There's a viral Reddit thread showing an AI bot pressuring matplotlib maintainers with automated PRs and shaming them publicly when they don't merge AI-generated changes quickly enough. Unpaid volunteers who have spent years maintaining critical infrastructure are being harassed by unsupervised bots that demand they accept AI-generated content.

I experienced this firsthand on my awesome-serverless-blueprints repository. A bot created an issue requesting that I add a new template. The suggested repository URL was a 404, the user profile was clearly a bot, and the entire request was fabricated. It wasted my time and forced me to investigate something that should never have existed.

The AI Security Debt Nobody's Counting

All of this AI-generated code is shipping without the scrutiny that serious software demands. And no, prompting "make my code secure" or using a security-focused skill is not enough. You need external validation from trusted sources, experts, and tools. As I discussed in my posts on AI and security and vibe coding best practices, the speed that makes AI feel like a superpower is the same speed that creates vulnerabilities at scale.

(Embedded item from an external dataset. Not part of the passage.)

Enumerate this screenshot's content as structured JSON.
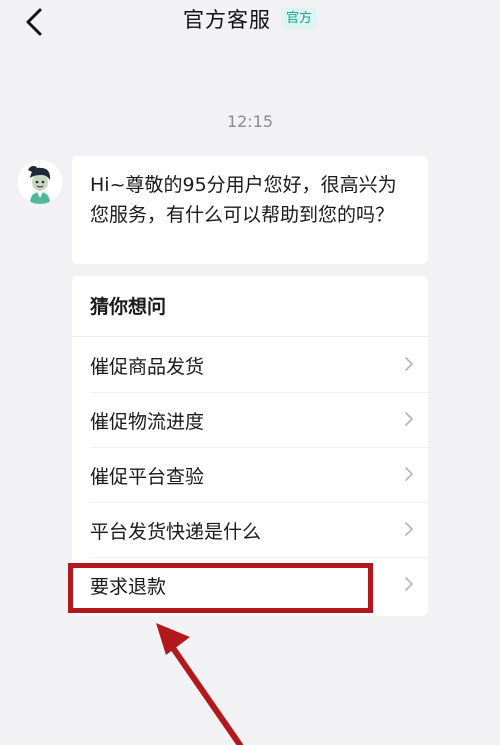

And this isn't limited to hobbyist side projects. Even the top AI companies make mistakes. Just days ago, Anthropic accidentally leaked Claude Code's entire source code to the public npm registry through a misconfigured release, exposing 512,000 lines of code, hidden feature flags, and internal architecture details. If a company building one of the most advanced AI systems in the world can ship a packaging error like that, imagine what's lurking in the thousands of AI-generated projects being pushed to GitHub every day with no security review process at all.

Build With Purpose and Be Kind to Open Source Maintainers

I build with AI every day. But the accessibility of creation comes with a responsibility that our industry hasn't yet fully internalized.

Before you build, ask yourself: Is there already a solution that does this well enough? Am I prepared to maintain this beyond the initial excitement? And have I thought about the security implications of what I'm shipping?

And beyond your own projects, be kind to your open source maintainers. These are real people, often volunteers, who pour their time into tools that you and your company depend on every day. Have some compassion. Have some patience. Wait for your PR to be reviewed on their schedule, not yours. And for the love of everything, don't let your AI agent run loose on GitHub filing issues, opening PRs, and spamming repositories unsupervised. A human should always be in the loop.